Landlord and tenant – Service charge – Government funding received by respondent landlords for housing renewal – Works carried out to estate — Appellants having long leases of flats in estate under which service charges payable – Sections 19 and 27A of Landlord and Tenant Act 1985 – Whether service charges levied in respect of works unreasonable in light of government funding – Whether respondents should have reduced charge pursuant to Social Landlords Discretionary Reduction of Service Charges (England) Directions 1997 – Appeal dismissed
The appellants held long leases of flats, granted under the right to buy provisions in Part V of the Housing Act 1985, in an estate of three Grade II* listed blocks in east London. Each of the leases provided for the payment of service charges. The estate was managed on behalf of the second respondent council, as landlords, by the first respondent, an arm’s-length management organisation (ALMO) created pursuant to the government’s national “Decent Homes” strategy for the renewal of local authority housing. Capital funding for the first respondent was supplied through supported borrowing from government funds and an ALMO allowance, paid to local authorities by the government, to cover interest payments and any compulsory repayments of capital on the supported borrowing.

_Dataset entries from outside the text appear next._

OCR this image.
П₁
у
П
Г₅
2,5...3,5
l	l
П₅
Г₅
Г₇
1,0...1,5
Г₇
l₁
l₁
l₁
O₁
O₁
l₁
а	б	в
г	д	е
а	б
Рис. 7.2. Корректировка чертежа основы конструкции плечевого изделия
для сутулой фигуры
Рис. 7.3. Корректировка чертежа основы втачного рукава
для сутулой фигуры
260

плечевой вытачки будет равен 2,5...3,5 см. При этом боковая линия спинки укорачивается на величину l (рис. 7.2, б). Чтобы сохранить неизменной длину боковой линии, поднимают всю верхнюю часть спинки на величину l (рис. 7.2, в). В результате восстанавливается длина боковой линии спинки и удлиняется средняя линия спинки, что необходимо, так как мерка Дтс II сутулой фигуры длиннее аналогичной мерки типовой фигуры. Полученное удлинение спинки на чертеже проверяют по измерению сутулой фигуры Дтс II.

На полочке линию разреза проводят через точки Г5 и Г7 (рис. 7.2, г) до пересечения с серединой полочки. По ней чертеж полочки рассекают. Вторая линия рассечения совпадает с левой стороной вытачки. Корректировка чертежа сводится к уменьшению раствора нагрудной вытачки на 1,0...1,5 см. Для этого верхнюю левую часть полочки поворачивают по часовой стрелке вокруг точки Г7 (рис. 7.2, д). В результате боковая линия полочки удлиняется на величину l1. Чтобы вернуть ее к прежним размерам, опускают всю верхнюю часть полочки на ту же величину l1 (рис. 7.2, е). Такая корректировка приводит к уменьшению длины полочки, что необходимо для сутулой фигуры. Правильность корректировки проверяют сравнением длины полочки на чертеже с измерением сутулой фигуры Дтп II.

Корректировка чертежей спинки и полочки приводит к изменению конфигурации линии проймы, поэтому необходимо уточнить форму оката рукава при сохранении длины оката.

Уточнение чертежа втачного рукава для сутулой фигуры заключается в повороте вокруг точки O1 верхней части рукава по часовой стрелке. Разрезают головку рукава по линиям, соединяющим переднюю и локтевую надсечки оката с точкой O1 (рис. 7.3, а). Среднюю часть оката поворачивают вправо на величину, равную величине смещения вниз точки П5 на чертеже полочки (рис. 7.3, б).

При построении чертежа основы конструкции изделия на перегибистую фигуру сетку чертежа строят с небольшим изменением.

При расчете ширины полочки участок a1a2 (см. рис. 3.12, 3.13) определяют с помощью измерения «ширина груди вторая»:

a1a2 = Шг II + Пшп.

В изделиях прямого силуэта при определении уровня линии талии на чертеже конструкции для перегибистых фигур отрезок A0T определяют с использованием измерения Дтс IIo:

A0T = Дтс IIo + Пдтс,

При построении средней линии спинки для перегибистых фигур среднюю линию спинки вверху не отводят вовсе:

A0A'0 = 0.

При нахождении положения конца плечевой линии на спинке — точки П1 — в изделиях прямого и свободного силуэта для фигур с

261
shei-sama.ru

The appellants applied to the leasehold valuation tribunal (LVT), under section 27A of the Landlord and Tenant Act 1985, for a determination of their liability for service charges for the period 2006 to 2008. The disputed items related to external repairs and decoration and the renewal of the roof and windows, at a cost exceeding £5.7m, with individual charges to the appellants ranging from £30,000 – £40,000 each. The appellants contended that even if it were reasonable to have undertaken the works, the service charge was not reasonably incurred, within section 19 of the 1985 Act, since: (i) the government funding received by the first respondent should be treated as reducing the appellants’ service charge liabilities; and (ii) the respondents should have exercised their discretion, under the Social Landlords Discretionary Reduction of Service Charges (England) Directions 1997, to reduce or waive the costs of the works to the appellants, but had instead operated a blanket policy against doing so.
The LVT rejected those submissions and found that the relevant costs had been reasonably incurred. With regard to the appellants’ second submission, it held that it lacked jurisdiction to determine the lawfulness of any blanket policy operated by the respondents. The appellants appealed.
Decision: The appeal was dismissed.
(1) The ALMO funding was not a grant of a type to which the provisions relating to grant-aided works in section 20A of the 1985 Act were relevant. It was instead supported borrowing under which the capital borrowed might become repayable under specified, albeit unlikely circumstances. It was not specifically allocated to a particular estate or properties owned by the second respondents. Further, it was calculated by reference to, and applied towards, the second respondents’ tenanted property; it did not apply to leasehold property, such as that occupied by the appellants, that had been sold under the right-to-buy legislation and was liable to a service charge. The ALMO allowance had been used to support the funding of works to the tenanted dwellings on the estate and not the leasehold dwellings. The second respondents’ ALMO funding calculations would depend on the cost neutrality of the contribution of their leaseholders through a service charge; those calculations assumed that they would recoup what they had spent on leasehold units according to the terms of each lease and the 1985 Act. Accordingly, there was no element of double recovery of expenditure. Consequently, the source of the first respondent’s funding did not affect the appellants’ liability for service charges: Continental Property Ventures Inc v White and another [2006] 1 EGLR 85 distinguished.
(2) Although the jurisdiction of the LVT under section 27A was wide, what fell to be determined in every case was whether a service charge was payable. The discretion to reduce or waive a service charge under the 1997 Directions applied only to a service charge that was payable by a lessee. The directions could therefore apply only after the LVT had exercised its jurisdiction to determine whether the service charge in question was so payable. Unless and until the question was decided as to whether the service charge was payable, the directions were not relevant. Accordingly, the application of the directions did not form part of the LVT’s jurisdiction. Moreover, the discretion under the directions was that of the second respondents. It was for them, not the LVT, to determine whether service charges should be waived or reduced. If the second respondents failed to exercise their discretion, there was nothing that the LVT could do about it when determining the amount of service charge that was reasonable and payable. The LVT could not reduce the amount otherwise payable by granting a reduction. It had correctly rejected the appellants’ argument that the failure on the part of the second respondents to do the works at no, or a reduced, cost to lessees meant that those costs were not reasonably incurred. It had also correctly decided that the legality of the second respondents’ approach to the application of the discretionary directions was not within its jurisdiction.
Justin Bates (instructed by Anthony Gold Solicitors) appeared for the appellants; Ranjit Bhose (instructed by the legal department of Islington London Borough Council) appeared for the respondents.